Challenges with Coding for Time Zones

  • Non-traditional hourly differences between time zones: Typically we think of time zones in whole hour differences, e.g., 2 hours ahead or behind. However, there are some time zones that are not a whole hour, but rather 9 1/2 hours different, or 5 1/4 hours different. To account for this, be sure to include the full canonical list of ALL time zones.
  • Daylight Savings: Each country shifts to Daylights Savings on a different day. For example, Britain moves to Daylight Savings a week earlier. As if that wasn’t enough to factor in, there are also countries that move clocks in the opposite direction of what we do in the U.S. While we move our clocks back in the fall and forward in the spring, some others do the exact opposite, so forward in the fall and back in the spring.
  • Countries/states that change time zones: Some countries change time zones mid-year, and even multiple times a year. This may coincide with changes in government. Some countries decide to altogether cancel Daylight Savings. And then there are places like the West Bank (and the state of Indiana!) that have two populations of people in the same geographical location, but multiple time zones. It’s important to keep an updated file of all countries/states with known time zone changes.

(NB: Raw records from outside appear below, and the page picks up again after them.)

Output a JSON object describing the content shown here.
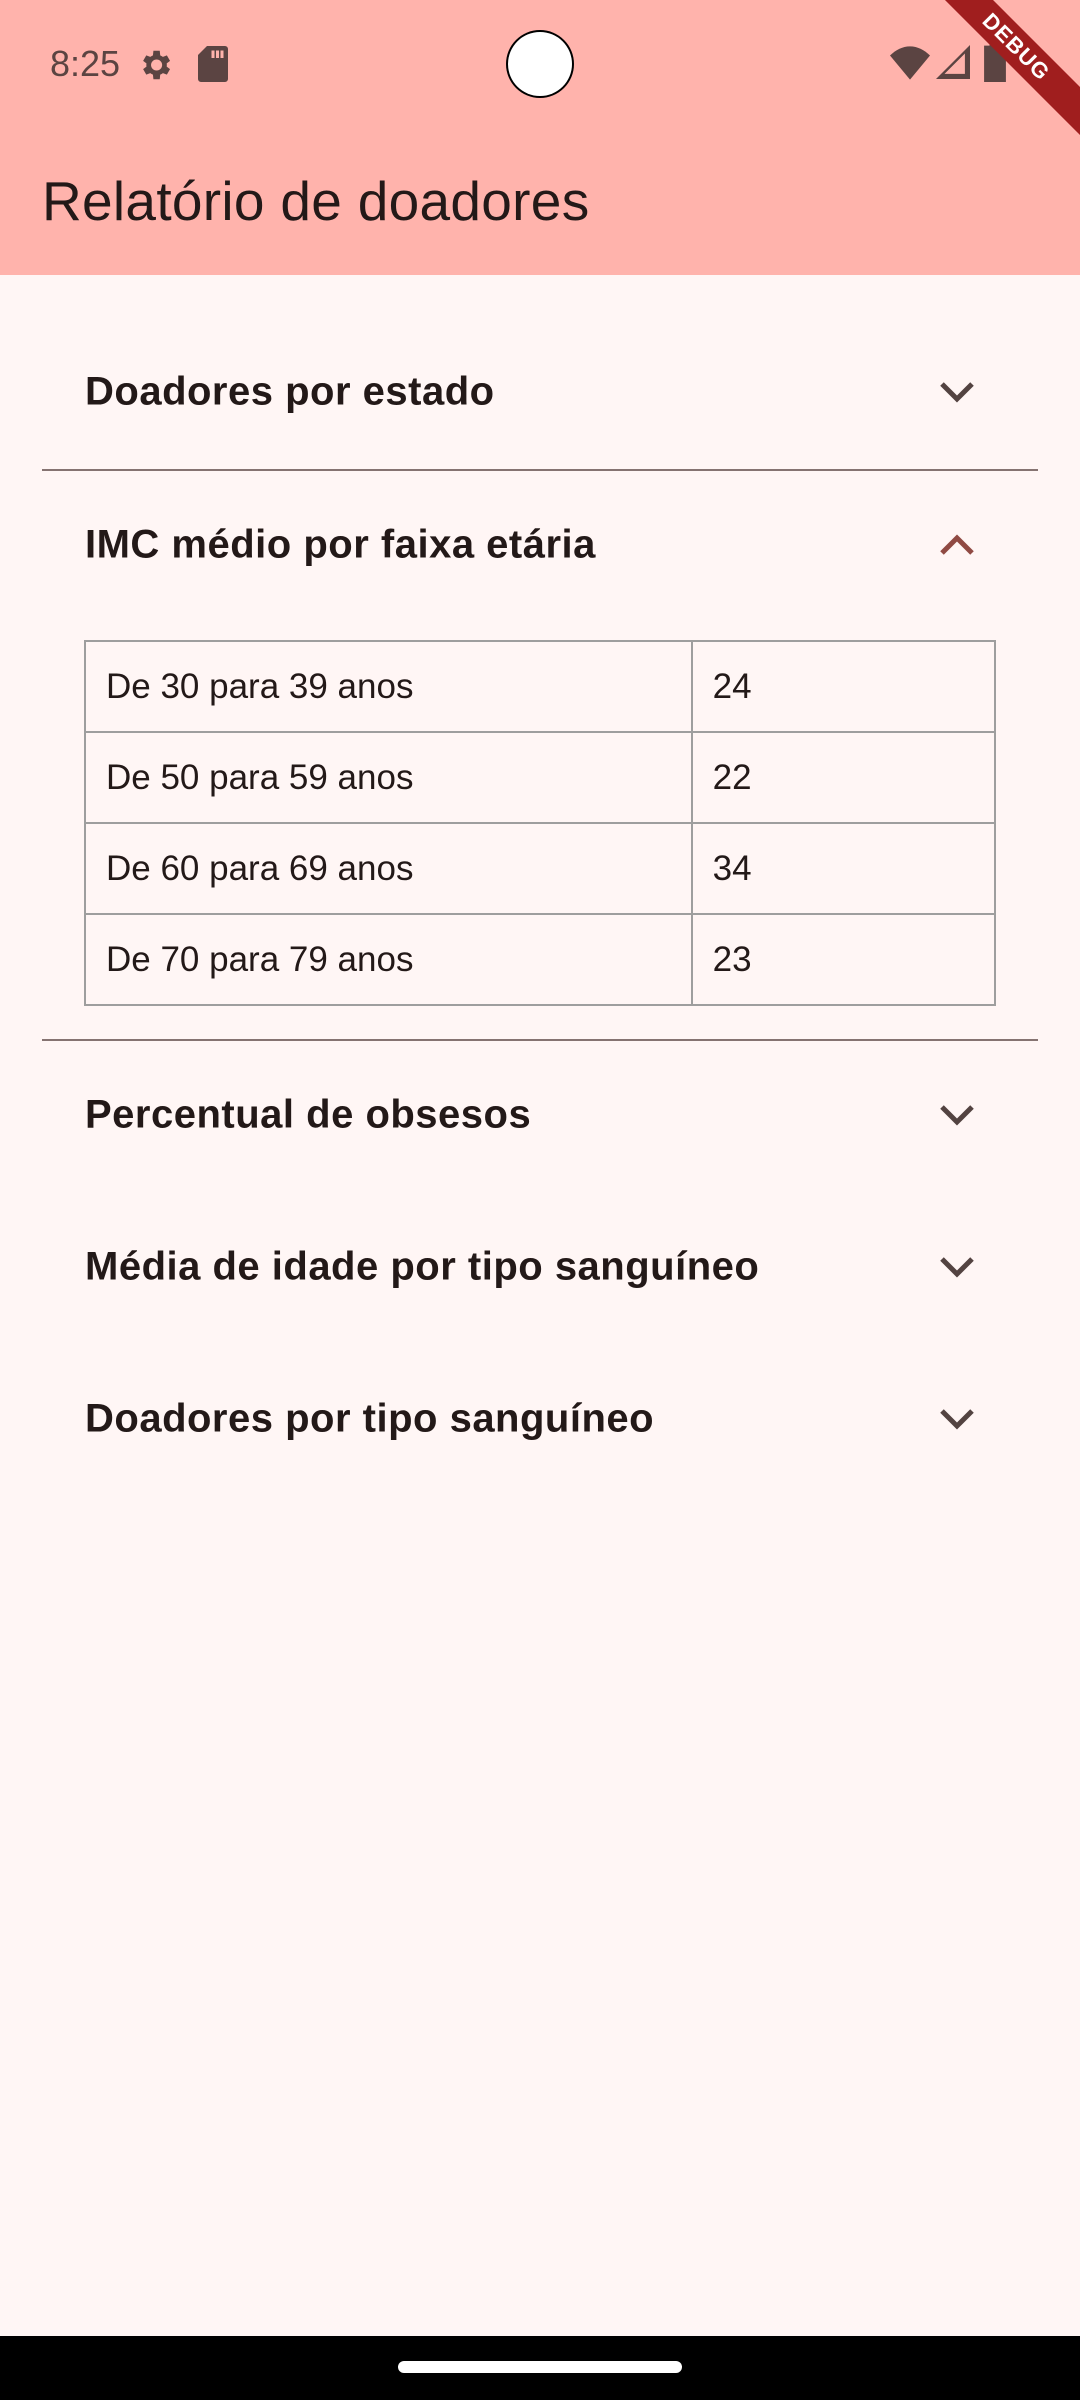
{
  "status_bar": {
    "time": "8:25",
    "icons": [
      "settings-gear-icon",
      "sd-card-icon",
      "wifi-icon",
      "cell-signal-icon",
      "battery-icon"
    ]
  },
  "app_bar": {
    "title": "Relatório de doadores",
    "background_color": "#ffb3ac"
  },
  "debug_banner": {
    "label": "DEBUG"
  },
  "panels": [
    {
      "title": "Doadores por estado",
      "expanded": false,
      "icon": "chevron-down-icon"
    },
    {
      "title": "IMC médio por faixa etária",
      "expanded": true,
      "icon": "chevron-up-icon"
    },
    {
      "title": "Percentual de obsesos",
      "expanded": false,
      "icon": "chevron-down-icon"
    },
    {
      "title": "Média de idade por tipo sanguíneo",
      "expanded": false,
      "icon": "chevron-down-icon"
    },
    {
      "title": "Doadores por tipo sanguíneo",
      "expanded": false,
      "icon": "chevron-down-icon"
    }
  ],
  "imc_table": {
    "rows": [
      {
        "range": "De 30 para 39 anos",
        "value": "24"
      },
      {
        "range": "De 50 para 59 anos",
        "value": "22"
      },
      {
        "range": "De 60 para 69 anos",
        "value": "34"
      },
      {
        "range": "De 70 para 79 anos",
        "value": "23"
      }
    ]
  },
  "colors": {
    "background": "#fff6f5",
    "expanded_chevron": "#904a43",
    "collapsed_chevron": "#534341",
    "divider": "#857371"
  }
}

  • Unix Time Stamp: This may be the most unique challenge of them all and was certainly never something I’ve given any thought to before learning about it in this video. Due to the Earth’s rotation at different speeds in a given year, we sometimes have to account for a “leap second”, which means there are 61 seconds in a minute versus the usual 60 seconds. Solving for this is some seriously fancy code work…

Time Zones can be a mind-bender for sure. Never underestimate the “gift” from those programmers who have solved this challenge before you and have made their code open source. Many thanks to all the developers that work so hard, and yet make it look so easy!